Division of Immunology Transplantation and Infectious Diseases (DITID), Diabetes Research Institute (DRI) IRCCS San Raffaele Scientific Institute, Milan, Italy.
Pediatrics Clinic and Institute of Molecular Medicine A. Novicelli, Department of Clinical and Experimental Sciences, University of Brescia, ASST-Spedali Civili of Brescia, Brescia, Italy.
Clin Immunol. 2020 Jan;210:108309. doi: 10.1016/j.clim.2019.108309. Epub 2019 Nov 18.
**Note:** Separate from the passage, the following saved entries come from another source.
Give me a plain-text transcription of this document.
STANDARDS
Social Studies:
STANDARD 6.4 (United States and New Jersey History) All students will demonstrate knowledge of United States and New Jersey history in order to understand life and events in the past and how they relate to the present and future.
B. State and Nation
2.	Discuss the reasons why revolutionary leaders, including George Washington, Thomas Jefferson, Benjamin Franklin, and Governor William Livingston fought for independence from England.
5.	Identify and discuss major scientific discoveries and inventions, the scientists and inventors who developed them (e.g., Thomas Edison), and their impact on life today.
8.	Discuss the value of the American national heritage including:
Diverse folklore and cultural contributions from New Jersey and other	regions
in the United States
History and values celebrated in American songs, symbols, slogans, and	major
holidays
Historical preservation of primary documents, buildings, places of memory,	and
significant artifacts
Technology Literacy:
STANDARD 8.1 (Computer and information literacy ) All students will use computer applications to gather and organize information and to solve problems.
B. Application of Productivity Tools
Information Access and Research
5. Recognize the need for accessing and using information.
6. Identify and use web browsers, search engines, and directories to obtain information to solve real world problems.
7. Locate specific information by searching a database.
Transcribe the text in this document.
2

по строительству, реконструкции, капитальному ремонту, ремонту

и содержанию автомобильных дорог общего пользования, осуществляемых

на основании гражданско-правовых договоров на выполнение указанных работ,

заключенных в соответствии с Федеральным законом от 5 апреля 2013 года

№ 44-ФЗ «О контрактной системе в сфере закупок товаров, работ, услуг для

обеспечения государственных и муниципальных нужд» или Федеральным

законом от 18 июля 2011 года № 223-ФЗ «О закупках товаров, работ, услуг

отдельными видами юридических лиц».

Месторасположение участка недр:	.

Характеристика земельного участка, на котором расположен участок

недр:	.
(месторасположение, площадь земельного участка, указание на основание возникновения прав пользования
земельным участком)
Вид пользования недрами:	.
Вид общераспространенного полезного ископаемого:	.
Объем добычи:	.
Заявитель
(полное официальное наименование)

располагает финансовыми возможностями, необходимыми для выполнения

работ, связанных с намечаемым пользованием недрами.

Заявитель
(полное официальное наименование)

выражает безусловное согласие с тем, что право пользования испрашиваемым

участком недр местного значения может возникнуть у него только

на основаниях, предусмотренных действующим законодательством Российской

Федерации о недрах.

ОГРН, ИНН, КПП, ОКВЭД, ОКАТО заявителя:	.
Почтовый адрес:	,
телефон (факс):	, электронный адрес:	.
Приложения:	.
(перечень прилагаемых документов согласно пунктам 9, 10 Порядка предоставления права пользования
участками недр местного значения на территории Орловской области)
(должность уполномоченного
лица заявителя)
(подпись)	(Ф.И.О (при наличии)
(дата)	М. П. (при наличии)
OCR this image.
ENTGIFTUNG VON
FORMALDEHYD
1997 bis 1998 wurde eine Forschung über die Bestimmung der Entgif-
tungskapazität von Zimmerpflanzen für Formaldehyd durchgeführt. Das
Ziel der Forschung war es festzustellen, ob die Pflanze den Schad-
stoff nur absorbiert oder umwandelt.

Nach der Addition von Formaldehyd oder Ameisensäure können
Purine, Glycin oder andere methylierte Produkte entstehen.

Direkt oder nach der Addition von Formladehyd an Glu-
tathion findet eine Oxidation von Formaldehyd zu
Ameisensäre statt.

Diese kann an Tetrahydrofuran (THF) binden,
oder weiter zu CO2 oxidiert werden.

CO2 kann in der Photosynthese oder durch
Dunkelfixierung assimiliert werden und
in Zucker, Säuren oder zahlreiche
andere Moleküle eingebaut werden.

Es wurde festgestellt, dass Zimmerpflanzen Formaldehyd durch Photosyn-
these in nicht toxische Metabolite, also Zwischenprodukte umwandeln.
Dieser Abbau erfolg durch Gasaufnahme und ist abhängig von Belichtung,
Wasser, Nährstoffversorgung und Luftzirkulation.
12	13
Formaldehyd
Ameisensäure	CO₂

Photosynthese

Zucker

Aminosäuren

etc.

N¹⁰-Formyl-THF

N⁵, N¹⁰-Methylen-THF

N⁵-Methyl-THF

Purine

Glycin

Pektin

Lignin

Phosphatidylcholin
Mutations affecting the non-canonical pathway of NF-κB were recently identified to underlie a form of common variable immunodeficiency strongly associated with autoimmunity. Although intrinsic B-cell abnormalities explain most of the humoral defects of this disease, detailed data on the impact of NFKB2 on follicular helper (Tfh) and regulatory (Tregs) T cells are scarce. Here, we show that Tfh, CXCR5, and CXCR5 Treg cell subsets were significantly reduced in patients heterozygous for a truncating mutation of NFKB2. Plasma CXCL13 levels were reduced, underlining an important role for NFKB2 in regulating the germinal center (GC) response. Proinflammatory IFNγ, IL-17 and IL-10 cytokine production by CD4 T cells was lower in the mutated patients, but the production of IL-4 and IL-21 was not altered. Taken together, our findings show that NFKB2 influences the quality and efficiency of human GC reaction, by affecting not only the B cells but also GC-relevant T cell subsets.
最近发现,影响 NF-κB 非经典途径的突变是一种与自身免疫强烈相关的常见可变免疫缺陷的基础。虽然内在 B 细胞异常解释了这种疾病的大部分体液缺陷,但关于 NFKB2 对滤泡辅助(Tfh)和调节(Treg)T 细胞的影响的详细数据很少。在这里,我们表明,杂合截断突变 NFKB2 的患者中 Tfh、CXCR5 和 CXCR5 Treg 细胞亚群显著减少。血浆 CXCL13 水平降低,强调了 NFKB2 在调节生发中心(GC)反应中的重要作用。突变患者的 CD4 T 细胞产生的促炎 IFNγ、IL-17 和 IL-10 细胞因子减少,但 IL-4 和 IL-21 的产生没有改变。总之,我们的研究结果表明,NFKB2 通过影响不仅 B 细胞而且 GC 相关 T 细胞亚群,影响人类 GC 反应的质量和效率。